Лили решилась заглянуть к Алисе и обсудить с ней новость, но у подруги она застала свекровь. Миссис Лонгботтом возвышалась над постелью в своей чудовищной шляпе с птицей, в горжетке из темного меха и в черных митенках, как величественный корабль королевской флотилии, и по сравнению с ней бледненькая, совсем исхудавшая Алиса казалась дохлой рыбкой, выброшенной на берег.
– Я удивлена, милая, что ты до сих пор не навестила Фрэнка. А ведь он закрыл тебя собой. Он получил рану вместо тебя. Неужели ты этого не ценишь?
– Врачи пока не разрешали мне выходить из палаты, - лепетала Алиса, сжимаясь.
– Но ты ведь в состоянии передвигаться? Так почему же ты послушалась их? Я думала, по крайней мере, что ты любишь моего сына.
Алиса пискнула что-то невнятное. Лили решилась кашлянуть, чтобы привлечь к себе внимание. Миссис Лонгботтом, величественно оглянувшись, посмотрела на нее.
– Смотрю, к тебе пришли. Что ж, Фрэнка тоже навещают. Друзья у него преданные… В отличие от жены.

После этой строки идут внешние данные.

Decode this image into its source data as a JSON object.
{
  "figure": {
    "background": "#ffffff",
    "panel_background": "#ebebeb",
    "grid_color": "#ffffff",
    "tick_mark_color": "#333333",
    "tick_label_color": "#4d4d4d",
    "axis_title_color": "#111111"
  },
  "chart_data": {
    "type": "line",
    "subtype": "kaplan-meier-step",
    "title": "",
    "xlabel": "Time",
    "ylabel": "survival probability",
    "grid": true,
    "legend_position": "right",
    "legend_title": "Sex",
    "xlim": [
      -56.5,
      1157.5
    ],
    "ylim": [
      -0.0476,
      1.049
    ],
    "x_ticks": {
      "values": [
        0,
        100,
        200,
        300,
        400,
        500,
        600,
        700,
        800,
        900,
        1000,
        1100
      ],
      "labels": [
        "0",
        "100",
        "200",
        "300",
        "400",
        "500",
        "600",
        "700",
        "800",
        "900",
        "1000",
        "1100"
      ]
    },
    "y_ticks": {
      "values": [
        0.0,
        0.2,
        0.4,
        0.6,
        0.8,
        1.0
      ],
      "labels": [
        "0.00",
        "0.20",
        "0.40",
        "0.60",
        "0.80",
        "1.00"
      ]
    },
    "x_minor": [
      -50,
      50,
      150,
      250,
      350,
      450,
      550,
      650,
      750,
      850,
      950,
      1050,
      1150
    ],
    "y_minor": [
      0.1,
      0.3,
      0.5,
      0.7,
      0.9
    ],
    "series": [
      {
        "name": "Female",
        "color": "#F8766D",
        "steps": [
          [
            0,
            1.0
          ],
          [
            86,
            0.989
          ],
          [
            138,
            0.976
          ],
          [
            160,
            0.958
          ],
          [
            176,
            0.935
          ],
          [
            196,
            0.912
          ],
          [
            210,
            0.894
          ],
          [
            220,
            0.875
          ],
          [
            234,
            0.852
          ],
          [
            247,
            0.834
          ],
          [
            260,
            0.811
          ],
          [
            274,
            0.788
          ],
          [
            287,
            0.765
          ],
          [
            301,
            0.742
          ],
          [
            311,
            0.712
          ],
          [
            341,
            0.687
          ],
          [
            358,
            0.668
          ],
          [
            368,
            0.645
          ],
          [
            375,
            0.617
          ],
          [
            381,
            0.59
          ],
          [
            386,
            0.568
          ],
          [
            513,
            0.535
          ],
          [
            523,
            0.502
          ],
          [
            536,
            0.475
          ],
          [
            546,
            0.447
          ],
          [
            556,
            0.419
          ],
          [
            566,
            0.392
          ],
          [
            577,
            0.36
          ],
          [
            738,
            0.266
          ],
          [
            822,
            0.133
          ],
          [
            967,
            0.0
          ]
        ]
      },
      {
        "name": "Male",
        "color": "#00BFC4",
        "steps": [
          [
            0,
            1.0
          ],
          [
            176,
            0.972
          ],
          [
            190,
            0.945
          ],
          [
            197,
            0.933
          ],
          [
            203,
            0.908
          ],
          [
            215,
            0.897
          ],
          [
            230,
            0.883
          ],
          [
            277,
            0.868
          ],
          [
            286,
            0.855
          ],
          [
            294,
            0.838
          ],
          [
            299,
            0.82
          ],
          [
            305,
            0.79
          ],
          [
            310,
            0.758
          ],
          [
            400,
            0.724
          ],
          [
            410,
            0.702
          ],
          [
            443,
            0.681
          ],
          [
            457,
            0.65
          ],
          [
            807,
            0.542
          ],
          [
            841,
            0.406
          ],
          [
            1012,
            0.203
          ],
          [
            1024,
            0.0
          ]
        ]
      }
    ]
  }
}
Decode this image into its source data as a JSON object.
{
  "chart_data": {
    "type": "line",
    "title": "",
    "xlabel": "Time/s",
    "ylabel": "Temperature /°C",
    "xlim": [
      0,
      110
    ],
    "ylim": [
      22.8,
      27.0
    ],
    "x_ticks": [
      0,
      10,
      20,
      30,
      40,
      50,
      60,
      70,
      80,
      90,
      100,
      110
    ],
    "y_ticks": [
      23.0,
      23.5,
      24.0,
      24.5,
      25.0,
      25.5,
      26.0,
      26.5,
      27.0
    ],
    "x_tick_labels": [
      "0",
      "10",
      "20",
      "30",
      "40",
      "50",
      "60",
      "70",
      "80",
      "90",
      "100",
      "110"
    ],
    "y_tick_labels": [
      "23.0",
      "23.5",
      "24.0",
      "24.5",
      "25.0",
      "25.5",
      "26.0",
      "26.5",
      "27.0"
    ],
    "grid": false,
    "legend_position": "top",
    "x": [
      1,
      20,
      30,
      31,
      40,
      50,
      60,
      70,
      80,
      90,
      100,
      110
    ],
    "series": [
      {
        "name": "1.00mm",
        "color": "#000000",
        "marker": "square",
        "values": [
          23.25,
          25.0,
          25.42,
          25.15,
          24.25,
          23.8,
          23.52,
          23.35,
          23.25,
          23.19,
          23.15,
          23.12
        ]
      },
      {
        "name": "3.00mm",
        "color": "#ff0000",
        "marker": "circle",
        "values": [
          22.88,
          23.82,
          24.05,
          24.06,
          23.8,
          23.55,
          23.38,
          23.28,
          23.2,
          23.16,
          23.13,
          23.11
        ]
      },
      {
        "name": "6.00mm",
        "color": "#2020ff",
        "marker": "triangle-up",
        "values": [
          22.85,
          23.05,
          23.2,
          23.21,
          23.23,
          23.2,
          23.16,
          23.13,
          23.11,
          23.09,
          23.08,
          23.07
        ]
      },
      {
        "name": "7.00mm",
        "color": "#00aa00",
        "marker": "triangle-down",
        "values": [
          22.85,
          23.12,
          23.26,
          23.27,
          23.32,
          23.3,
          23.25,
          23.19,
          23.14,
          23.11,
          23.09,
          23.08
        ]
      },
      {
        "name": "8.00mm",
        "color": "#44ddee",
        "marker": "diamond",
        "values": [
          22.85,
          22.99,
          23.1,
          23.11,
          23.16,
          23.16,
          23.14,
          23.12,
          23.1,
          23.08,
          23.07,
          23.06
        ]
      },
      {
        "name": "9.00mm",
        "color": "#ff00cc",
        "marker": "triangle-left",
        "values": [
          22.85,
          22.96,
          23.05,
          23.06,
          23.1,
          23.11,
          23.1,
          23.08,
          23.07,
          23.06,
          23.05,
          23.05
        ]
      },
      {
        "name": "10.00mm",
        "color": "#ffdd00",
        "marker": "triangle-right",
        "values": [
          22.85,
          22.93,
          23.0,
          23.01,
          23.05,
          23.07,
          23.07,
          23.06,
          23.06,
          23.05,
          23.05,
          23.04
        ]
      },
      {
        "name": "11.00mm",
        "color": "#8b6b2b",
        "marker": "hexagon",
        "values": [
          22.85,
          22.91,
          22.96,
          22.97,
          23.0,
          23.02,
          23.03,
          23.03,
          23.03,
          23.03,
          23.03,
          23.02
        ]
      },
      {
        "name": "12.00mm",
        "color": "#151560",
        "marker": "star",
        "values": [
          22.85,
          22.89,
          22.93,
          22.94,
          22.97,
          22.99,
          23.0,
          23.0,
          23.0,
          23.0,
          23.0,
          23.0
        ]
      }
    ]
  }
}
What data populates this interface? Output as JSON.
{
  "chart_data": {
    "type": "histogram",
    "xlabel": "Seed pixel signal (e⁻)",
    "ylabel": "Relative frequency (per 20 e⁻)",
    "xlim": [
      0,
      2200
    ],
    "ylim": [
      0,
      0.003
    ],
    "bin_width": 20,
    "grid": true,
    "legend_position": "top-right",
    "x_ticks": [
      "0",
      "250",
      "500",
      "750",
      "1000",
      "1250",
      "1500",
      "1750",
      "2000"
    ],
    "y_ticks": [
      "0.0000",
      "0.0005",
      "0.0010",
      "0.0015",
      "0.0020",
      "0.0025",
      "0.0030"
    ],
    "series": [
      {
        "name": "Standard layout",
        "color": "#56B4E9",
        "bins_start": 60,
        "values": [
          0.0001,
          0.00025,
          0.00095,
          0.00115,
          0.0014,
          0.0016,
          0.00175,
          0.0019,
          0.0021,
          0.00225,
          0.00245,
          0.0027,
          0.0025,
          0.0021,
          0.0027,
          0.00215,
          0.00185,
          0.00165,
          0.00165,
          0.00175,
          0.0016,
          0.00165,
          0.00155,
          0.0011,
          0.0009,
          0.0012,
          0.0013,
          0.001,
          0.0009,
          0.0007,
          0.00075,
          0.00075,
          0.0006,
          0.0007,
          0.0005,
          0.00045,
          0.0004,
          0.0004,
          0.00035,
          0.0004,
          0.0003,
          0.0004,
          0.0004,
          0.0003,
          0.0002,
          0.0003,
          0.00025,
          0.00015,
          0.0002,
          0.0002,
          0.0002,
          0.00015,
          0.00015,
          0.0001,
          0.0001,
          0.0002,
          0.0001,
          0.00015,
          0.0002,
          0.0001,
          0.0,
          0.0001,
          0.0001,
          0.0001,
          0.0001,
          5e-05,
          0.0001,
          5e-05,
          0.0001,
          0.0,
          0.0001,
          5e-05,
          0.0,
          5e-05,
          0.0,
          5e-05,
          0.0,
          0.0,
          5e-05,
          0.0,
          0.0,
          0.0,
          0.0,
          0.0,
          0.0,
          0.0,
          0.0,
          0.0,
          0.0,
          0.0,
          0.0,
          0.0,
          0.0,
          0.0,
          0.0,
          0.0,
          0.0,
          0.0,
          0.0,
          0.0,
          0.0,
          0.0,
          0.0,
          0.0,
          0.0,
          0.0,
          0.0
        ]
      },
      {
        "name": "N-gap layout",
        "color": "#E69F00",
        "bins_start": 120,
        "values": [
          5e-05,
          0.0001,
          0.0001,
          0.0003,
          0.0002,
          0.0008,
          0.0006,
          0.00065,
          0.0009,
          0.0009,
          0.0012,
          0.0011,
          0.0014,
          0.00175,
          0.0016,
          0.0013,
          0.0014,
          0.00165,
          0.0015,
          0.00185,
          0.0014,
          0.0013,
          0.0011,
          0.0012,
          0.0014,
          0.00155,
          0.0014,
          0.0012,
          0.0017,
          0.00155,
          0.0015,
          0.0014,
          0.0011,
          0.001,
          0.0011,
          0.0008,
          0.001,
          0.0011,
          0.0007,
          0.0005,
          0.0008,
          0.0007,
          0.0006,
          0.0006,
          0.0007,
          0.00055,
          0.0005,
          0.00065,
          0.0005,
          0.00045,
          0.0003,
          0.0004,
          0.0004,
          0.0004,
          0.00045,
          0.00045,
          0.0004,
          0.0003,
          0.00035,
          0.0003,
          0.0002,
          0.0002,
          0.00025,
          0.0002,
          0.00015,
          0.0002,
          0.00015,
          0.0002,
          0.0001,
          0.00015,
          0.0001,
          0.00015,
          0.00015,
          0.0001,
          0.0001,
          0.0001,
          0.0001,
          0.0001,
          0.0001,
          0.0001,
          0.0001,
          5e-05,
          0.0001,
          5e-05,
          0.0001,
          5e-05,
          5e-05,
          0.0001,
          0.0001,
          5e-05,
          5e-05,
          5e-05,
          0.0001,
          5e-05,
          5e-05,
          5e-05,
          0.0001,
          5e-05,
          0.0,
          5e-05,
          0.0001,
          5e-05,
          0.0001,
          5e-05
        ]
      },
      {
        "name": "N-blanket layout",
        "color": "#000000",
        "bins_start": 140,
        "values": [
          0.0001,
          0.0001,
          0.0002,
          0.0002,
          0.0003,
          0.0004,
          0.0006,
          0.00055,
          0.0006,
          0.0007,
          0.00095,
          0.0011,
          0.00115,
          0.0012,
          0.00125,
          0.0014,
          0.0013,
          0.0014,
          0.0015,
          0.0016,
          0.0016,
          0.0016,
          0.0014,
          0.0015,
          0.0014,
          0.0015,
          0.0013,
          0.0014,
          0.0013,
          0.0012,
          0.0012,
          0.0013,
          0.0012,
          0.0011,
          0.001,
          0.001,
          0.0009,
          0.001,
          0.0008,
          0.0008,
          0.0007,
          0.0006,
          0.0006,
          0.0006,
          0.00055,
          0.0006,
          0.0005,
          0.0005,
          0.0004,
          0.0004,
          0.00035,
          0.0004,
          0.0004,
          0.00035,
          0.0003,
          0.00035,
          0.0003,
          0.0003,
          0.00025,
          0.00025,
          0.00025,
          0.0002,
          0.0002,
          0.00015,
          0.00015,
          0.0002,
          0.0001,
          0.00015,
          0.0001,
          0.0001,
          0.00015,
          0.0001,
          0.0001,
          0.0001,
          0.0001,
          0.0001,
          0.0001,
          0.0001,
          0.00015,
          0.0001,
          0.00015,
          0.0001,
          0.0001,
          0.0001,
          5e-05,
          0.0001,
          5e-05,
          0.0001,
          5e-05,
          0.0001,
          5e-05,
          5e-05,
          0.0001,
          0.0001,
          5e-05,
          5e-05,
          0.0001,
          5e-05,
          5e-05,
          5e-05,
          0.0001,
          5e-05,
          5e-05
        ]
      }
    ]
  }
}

Она удалилась, оставив Алису заливаться краской и отрывисто отвечать на вопросы Лили. В тот день про Пенни поговорить не удалось: Лили не решилась тревожить и без того больную и расстроенную подругу. В после и вовсе стало не до того: сразу из больницы Джеймс повел её к Олливандеру за новой палочкой.
О прежней Лили немало грустила: она так привыкла к палочке, что, не имея её под рукой, чувствовала себя покалеченной. Покупка новой потерю не восполнила: вроде мастер постарался подобрать тот же материал, ту же длину, но прежнего родства – до влаги на ладонях – Лили не ощутила. «Ничего, Беллатриса, мы за это еще поквитается». И за ребенка, который не родился – тоже.
Пару раз Лили задумывалась о том, что могла бы умереть и сама, погибнуть ужасной смертью, и вспоминала Северуса. Все-таки врал он ей тогда, в школе, во время их последнего жестокого разговора. Хотя и она, обещая его убить, переоценила свои силы: тут он был прав. А теперь у нее перед ним долг жизни. «Получается, я должна буду спасти ему жизнь? Но как? Показания против него я все равно давать бы не стала».